Ce dernier, né en 1643, est l’un des sculpteurs vénitiens les plus célèbres du XVIIe siècle. Il a voulu par son travail, répondre aux injonctions du maniérisme idéalisé de la Renaissance tardive. C’est pour cela que ses sculptures sont d’un réalisme où l’expression de ses personnages est portée à son apogée.
La femme, élégante, est coiffée d’un bandeau qui retient ses cheveux en arrière, une fine mèche se détache cependant de sa coiffure pour venir tomber délicatement dans son cou, cela rajoute un effet de réalisme à l’ensemble. Comme cela, nous pouvons encore mieux admirer le travail concernant les plis du visage du modèle. Ses pommettes sont saillantes, l’oeil vif et son sourire volontairement quelque peu édenté forme un ensemble cohérent avec l’autre buste.
Elle évoque peut-être l’allégorie de la Prudence, caractérisée d’une part, par son grand âge et de l’autre, par son regard près à voir le moindre danger, qualité qu’elle a seulement pu acquérir grâce à son ancienneté. C’est donc un traitement de la vieillesse positive que nous donne ici l’artiste.

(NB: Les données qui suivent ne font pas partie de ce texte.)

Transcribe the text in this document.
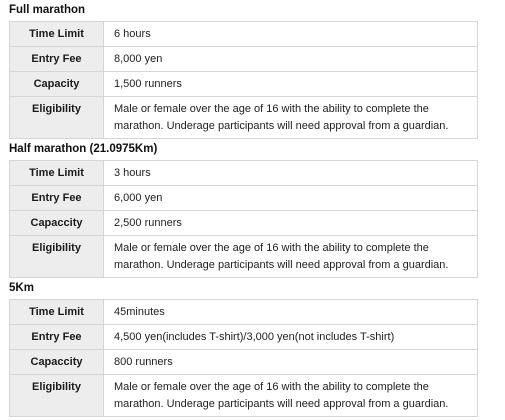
Full marathon
Time Limit	6 hours
Entry Fee	8,000 yen
Capacity	1,500 runners
Eligibility	Male or female over the age of 16 with the ability to complete the
marathon. Underage participants will need approval from a guardian.
Half marathon (21.0975Km)
Time Limit	3 hours
Entry Fee	6,000 yen
Capaccity	2,500 runners
Eligibility	Male or female over the age of 16 with the ability to complete the
marathon. Underage participants will need approval from a guardian.
5Km
Time Limit	45minutes
Entry Fee	4,500 yen(includes T-shirt)/3,000 yen(not includes T-shirt)
Capaccity	800 runners
Eligibility	Male or female over the age of 16 with the ability to complete the
marathon. Underage participants will need approval from a guardian.
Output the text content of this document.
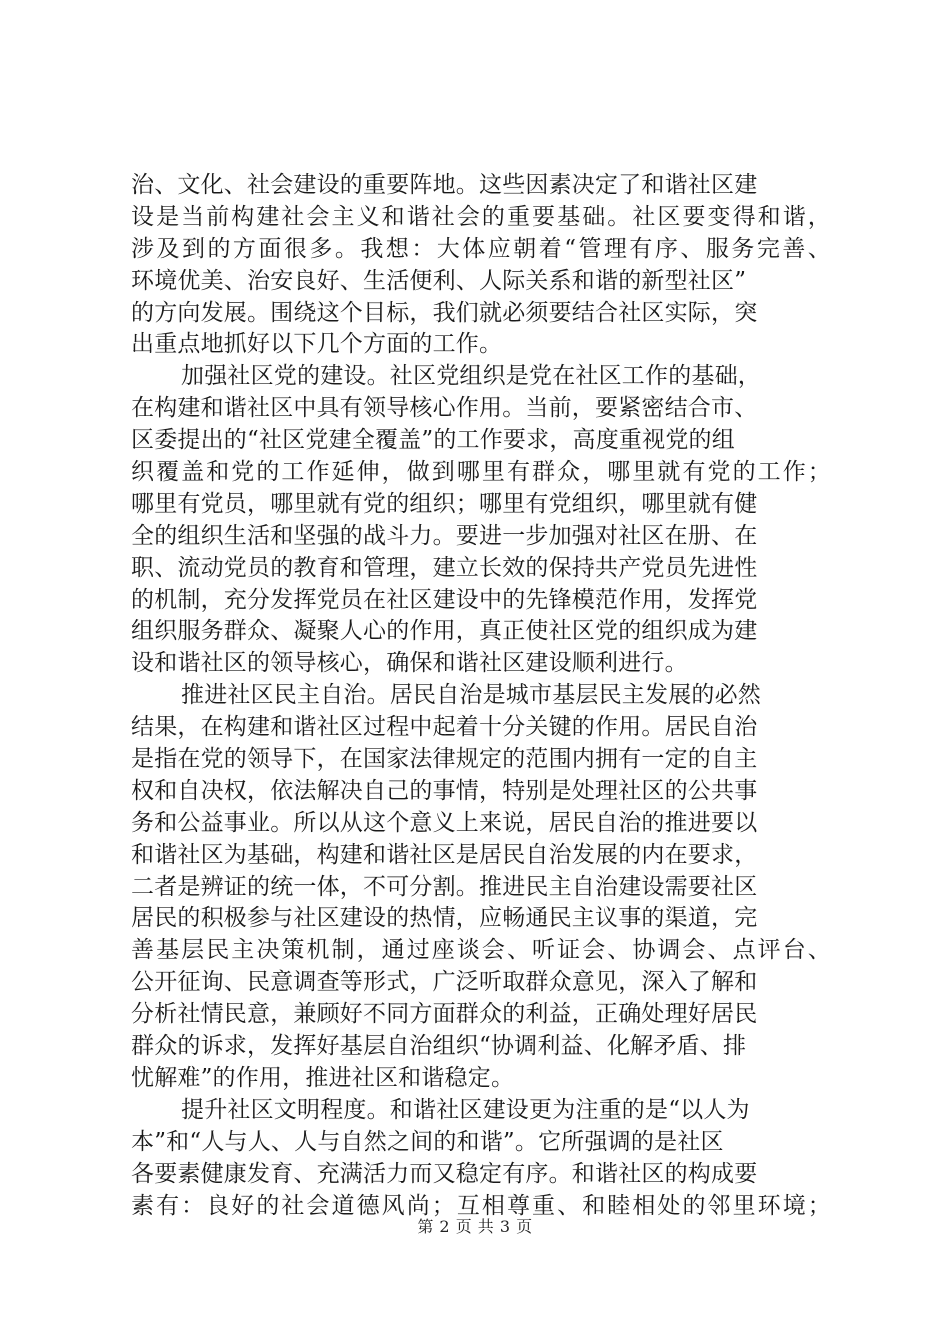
治、文化、社会建设的重要阵地。这些因素决定了和谐社区建
设是当前构建社会主义和谐社会的重要基础。社区要变得和谐，
涉及到的方面很多。我想：大体应朝着“管理有序、服务完善、
环境优美、治安良好、生活便利、人际关系和谐的新型社区”
的方向发展。围绕这个目标，我们就必须要结合社区实际，突
出重点地抓好以下几个方面的工作。
加强社区党的建设。社区党组织是党在社区工作的基础，
在构建和谐社区中具有领导核心作用。当前，要紧密结合市、
区委提出的“社区党建全覆盖”的工作要求，高度重视党的组
织覆盖和党的工作延伸，做到哪里有群众，哪里就有党的工作；
哪里有党员，哪里就有党的组织；哪里有党组织，哪里就有健
全的组织生活和坚强的战斗力。要进一步加强对社区在册、在
职、流动党员的教育和管理，建立长效的保持共产党员先进性
的机制，充分发挥党员在社区建设中的先锋模范作用，发挥党
组织服务群众、凝聚人心的作用，真正使社区党的组织成为建
设和谐社区的领导核心，确保和谐社区建设顺利进行。
推进社区民主自治。居民自治是城市基层民主发展的必然
结果，在构建和谐社区过程中起着十分关键的作用。居民自治
是指在党的领导下，在国家法律规定的范围内拥有一定的自主
权和自决权，依法解决自己的事情，特别是处理社区的公共事
务和公益事业。所以从这个意义上来说，居民自治的推进要以
和谐社区为基础，构建和谐社区是居民自治发展的内在要求，
二者是辨证的统一体，不可分割。推进民主自治建设需要社区
居民的积极参与社区建设的热情，应畅通民主议事的渠道，完
善基层民主决策机制，通过座谈会、听证会、协调会、点评台、
公开征询、民意调查等形式，广泛听取群众意见，深入了解和
分析社情民意，兼顾好不同方面群众的利益，正确处理好居民
群众的诉求，发挥好基层自治组织“协调利益、化解矛盾、排
忧解难”的作用，推进社区和谐稳定。
提升社区文明程度。和谐社区建设更为注重的是“以人为
本”和“人与人、人与自然之间的和谐”。它所强调的是社区
各要素健康发育、充满活力而又稳定有序。和谐社区的构成要
素有：良好的社会道德风尚；互相尊重、和睦相处的邻里环境；
第 2 页 共 3 页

L’homme pourrait être un philosophe ou un savant, son large front nous permet d’avancer cela. En effet, à cette époque, les philosophes étaient toujours représentés ainsi, symbole de leur sagesse. Ses cheveux à l’arrière ne sont pas terminés, comme si l’artiste savait que son oeuvre serait disposée contre un mur pour orner un salon et que donc cette partie ne serait pas visible.
Malgré tout, le traitement des cheveux et de la barbe est assez remarquable. La technique employée pour arriver à ce résultat est l’utilisation du trépan, sorte de foret actionné à la main au moyen d’un archet. Cet outil est employé depuis l’Antiquité afin d’atteindre des renfoncements, dégager des parties difficiles d’accès et dégrossir des gorges de faible diamètre en formant des cavités cylindriques. Lent mais précis, le trépan est destiné aux endroits très fragiles et à des matériaux durs comme le bois, la pierre et le marbre. La technique du trépan permet d’apporter mouvement et profondeur à l’ensemble.
L’homme, rieur, peut se rapprocher de Démocrite, en effet ce philosophe grec avait pour caractéristique d’être toujours en train de s’amuser de la bêtise humaine, ce qu’il arrivait à faire en prenant du recul grâce à son grand âge.
Nous pouvons aussi nous demander, si l’artiste a voulu à travers ces oeuvres, montrer une forme d’allégorie du temps qui passe grâce à la vieillesse de ces deux personnages. En effet, représenter la vieillesse en sculpture n’est pas un topos classique, mais cela permet de casser avec les codes de l’époque pour donner à voir du réalisme au profit du Beau. L’artiste a volontairement accentué les traits des visages pour faire des personnages presque repoussants. Malgré la première impression d’incompréhension face à cela, le spectateur est rapidement pris de tendresse pour ce couple souriant. Nous pouvons sentir dans l’expression de leurs visages une certaine dramatisation, typique de la sculpture baroque.
Franz Kafta, un écrivain Austro-Hongrois disait très justement cela « Le bonheur supprime la vieillesse ».